Der russische Botschafter in Belgrad, Cepurin, machte Dinkic mit dem vor zehn Tagen besprochenen Angebot des russischen Finanzministeriums bekannt.

- Der Vorschlag der russischen Seite ist völlig im Einklang damit, was ich unlängst mit dem russischen Kollegen, Spiuanov, abgesprochen hat. Unsere Idee war, uns zu verschulden, aber nur, wenn man und bessere Bedingungen als bei der Emission von Eurobonds bietet. Wir haben und vor weniger als zwei Monaten durch Emission von Eurobonds zu einem Zinssatz von 4,87% verschuldet. Das angebotene Darlehen ist viel besser als der Investitionskredit für die Serbische Bahn, den wir vor kurzem mit dem Russischen Föderation abgesprochen haben. Dieser Kredit wurde uns nach zwei Jahre Verhandlungen zu einem Zinssatz von 4,1% gewährt.

Man werde uns den Kredit, laut Worten des Ministers Dinkic, bald zur Verfügung stellen.

- Die Einigung wurde in diesem Falle sehr schnell, ohne lange Verhandlungen erzielt. Schon an der nächsten Sitzung werde ich der Regierung vorschlagen, dass wir das Angebot unserer russischen Partner akzeptieren. Das Abkommen könnte schon am 9. April in Moskau, während eines zweitägigen Besuchs in Russland gemeinsam mit dem Premier Dacic, unterzeichnet werden. Wir planen ein Treffen mit dem russischen Regierungschef Dmitri Medvedev.
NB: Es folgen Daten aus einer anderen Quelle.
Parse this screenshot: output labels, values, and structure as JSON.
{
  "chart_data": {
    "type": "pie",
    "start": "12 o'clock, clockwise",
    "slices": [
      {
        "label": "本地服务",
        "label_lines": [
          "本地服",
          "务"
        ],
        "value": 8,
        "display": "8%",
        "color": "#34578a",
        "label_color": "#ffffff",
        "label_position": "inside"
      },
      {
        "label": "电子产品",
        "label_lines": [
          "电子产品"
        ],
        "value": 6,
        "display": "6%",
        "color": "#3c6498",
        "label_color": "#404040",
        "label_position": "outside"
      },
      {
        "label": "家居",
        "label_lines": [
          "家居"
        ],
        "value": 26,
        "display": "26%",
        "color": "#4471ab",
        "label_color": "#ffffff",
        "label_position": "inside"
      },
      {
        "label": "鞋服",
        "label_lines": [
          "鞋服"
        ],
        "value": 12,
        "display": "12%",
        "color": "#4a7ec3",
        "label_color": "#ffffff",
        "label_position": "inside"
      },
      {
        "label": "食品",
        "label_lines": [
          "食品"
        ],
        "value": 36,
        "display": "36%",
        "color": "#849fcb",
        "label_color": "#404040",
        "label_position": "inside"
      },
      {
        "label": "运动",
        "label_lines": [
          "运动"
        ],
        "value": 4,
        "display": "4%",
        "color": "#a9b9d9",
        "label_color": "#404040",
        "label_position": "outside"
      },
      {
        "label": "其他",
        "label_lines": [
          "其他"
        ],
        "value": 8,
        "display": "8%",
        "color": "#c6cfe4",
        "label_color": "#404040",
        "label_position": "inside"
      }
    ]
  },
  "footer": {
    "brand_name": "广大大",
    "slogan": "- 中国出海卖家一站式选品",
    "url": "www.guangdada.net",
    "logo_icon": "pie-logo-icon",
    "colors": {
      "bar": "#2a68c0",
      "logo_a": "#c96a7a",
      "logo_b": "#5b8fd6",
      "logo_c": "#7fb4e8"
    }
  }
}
Der Besuch in Moskau stelle eine gute Gelegenheit dar, die Möglichkeit des zollfreien Exports von in Serbien hergestellten Autos zu besprechen, glaubt der serbische Minister.

- Es ist möglich, dass wir uns auch über diese Möglichkeit einigen. "Fiat" baut ein Automobilwerk in Russland, aber mit einem völlig anderen Produktionsprogramm. Sie werden hier "Chrysler"-Geländewagen bauen. Wir erwarten auch Verhandlungen über Quoten für den zollfreien Export - enthüllt Dinkic.

Man plant keine neue Verschuldung Serbiens durch die Ausgabe von Eurobonds in der nächsten Zeit, sagt Dinkic und fügt hinzu, dass wir bis Ende April eine Hälfte der Schulden gegenüber dem Londoner Klub zurückzahlen und den Rest im zweiten Halbjahr 2013.